17 de outubro de 2011

No momento não estou disponível...deixe seu recado!


Olá pessoas!

É óbvio que quem me lê, mesmo que de vez em quando, já percebeu que tenho escrito com menos frequência, mas para tudo tem explicação, inclusive minha suspensão temporária do blog.

Preciso focar em outras coisas, afinal são 3 matérias de cálculo + casa + filha (+ ensaio final de semana) + marido + euzinha (academia/dieta, etc). Então peço que ninguém me abandone por enquanto, prometo vir contar as novidades (tcharãmmmm) num futuro próximo, aí irão entender o porquê (me corrijam se estiver errado, é uma das coisas que tem que entrar na cabeça, os porquês) desta minha debandada.

O twitter da doidadecasa estará no ar, trazendo na maioria das vezes notícias de Ilhéus e região.

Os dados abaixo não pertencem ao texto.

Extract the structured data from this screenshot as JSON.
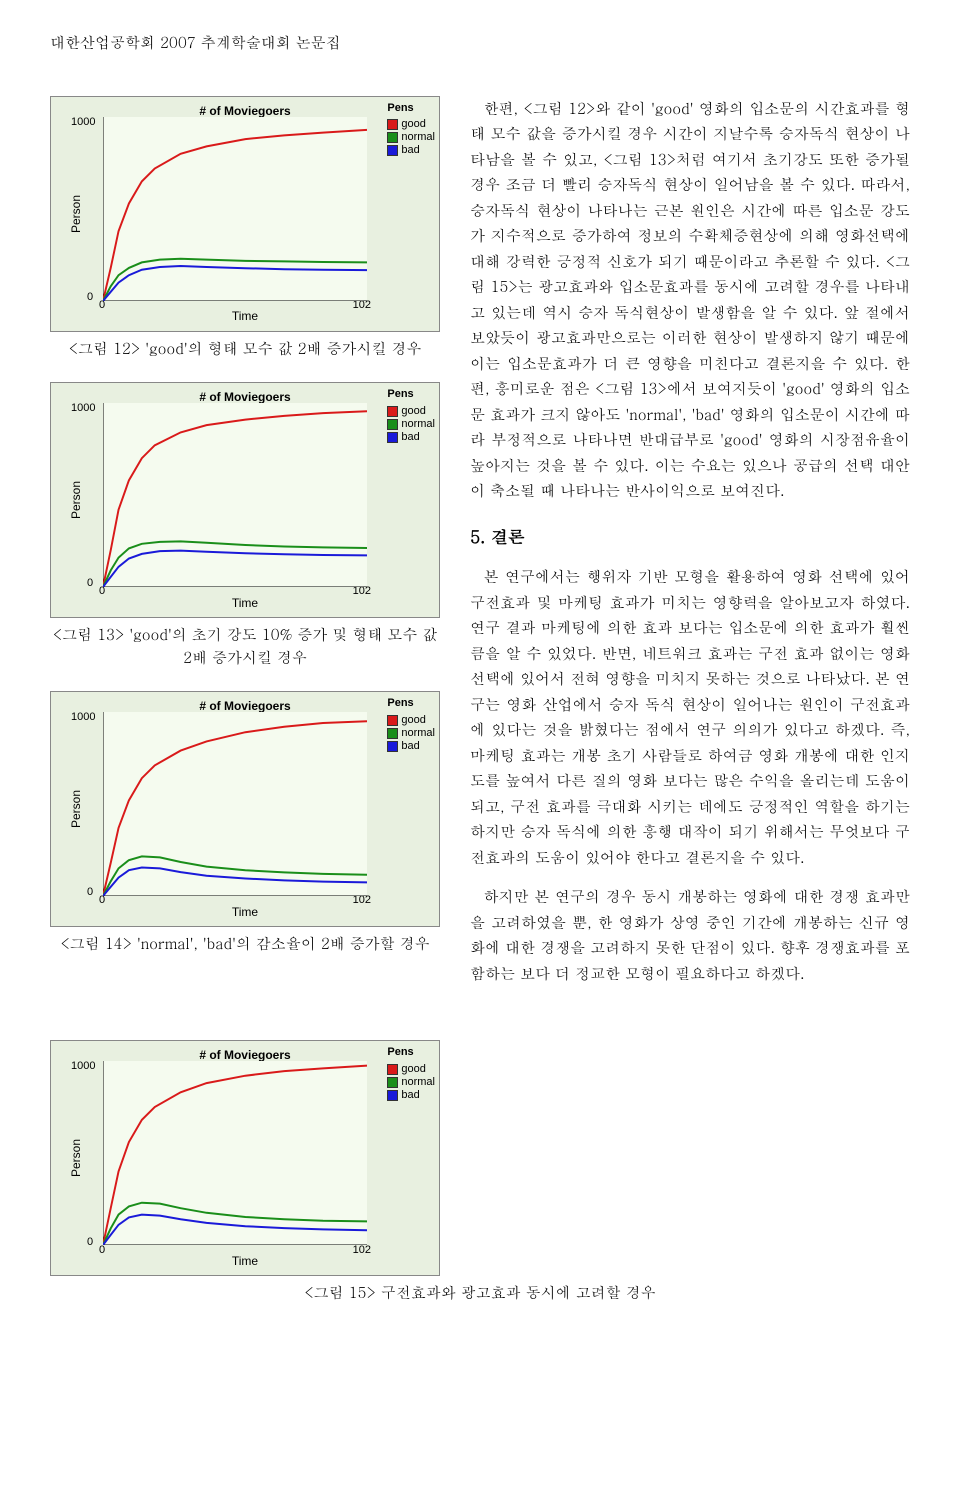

Mas não, não irei acabar com o blog, pois em breve teremos novos rumos dele também, logo é uma pausa e não final do processo que começou na #loka mudança para Ilhéus.

Volto entre novembro e dezembro, quem sabe até antes se eu conseguir eliminar as matérias da facul.

Como dizem num dos meus ambientes prediletos, os restaurantes da vida: 

Desculpe pelos transtornos, 
obrigada pela preferência e 
volte sempre!
;)



1 de outubro de 2011

Schhhh silêncio!

Olá pessoas!

Não sei se quem 'me lê' agora vai entender o sentido da coisa. Quantas vezes repetimos a palavra silêncio e muitas vezes não conseguimos suportá-lo? Eu explico. Quando tinha até 20 e poucos anos (outro dia, claro) sabia ficar em silêncio em locais necessários, cinema, teatro, mas no dia a dia ele me incomodava.Não falo sobre o silêncio de ruídos, mas sim do próprio (do seu) silêncio. 

Ontem fui ao cinema aqui em Salvador e como sempre, celulares tocaram, pessoas conversaram, entre outras faltas de educação corriqueiras. Aí lembrei que um desses dias ouvindo o programa Roda Baiana estava sendo discutido o projeto de lei que obriga as pessoas (não tão educadas) a desligarem seus celulares em locais culturais e me remeteu novamente ao silêncio.

Tão difícil de ser conseguido hoje, tão raro em grandes cidades. Na espera pela minha mamis carona  fiquei observando na porta do shopping o quão barulhento o ser humano é. Não pode nem andar que tem que arrastar a chinela, gritar no celular como se quem estivesse do outro lado não ouvisse, tem que buzinar pra chamar a atenção, tem que ouvir o som do seu carro como se os do lado de fora adorassem o tal "mete, tira, enfia, desce, rala...". Eu até aumento o som do carro, mas se para me impedir de ouvir essas grosserias.

Aí, continuando, ia sair 'nestante' mas desisti. Primeiro uma necessidade fisiológica me prendeu, depois lembrei que preciso estudar, até que quando me vi no silêncio (quase total, aqui na casa de mamis é tranquilo) percebi o quanto ele me faz falta. O silêncio de estar só, no sentido literal da palavra. Sem filha, marido, mãe, amigos e ainda sim estar bem. Não me lembro a última vez que fiquei assim. Normalmente a ansiedade para sair, ouvir música, assistir tv não me deixam ficar assim, quieta. Bom, vou aproveitar...

Schhhh silêncio que agora vou estudar!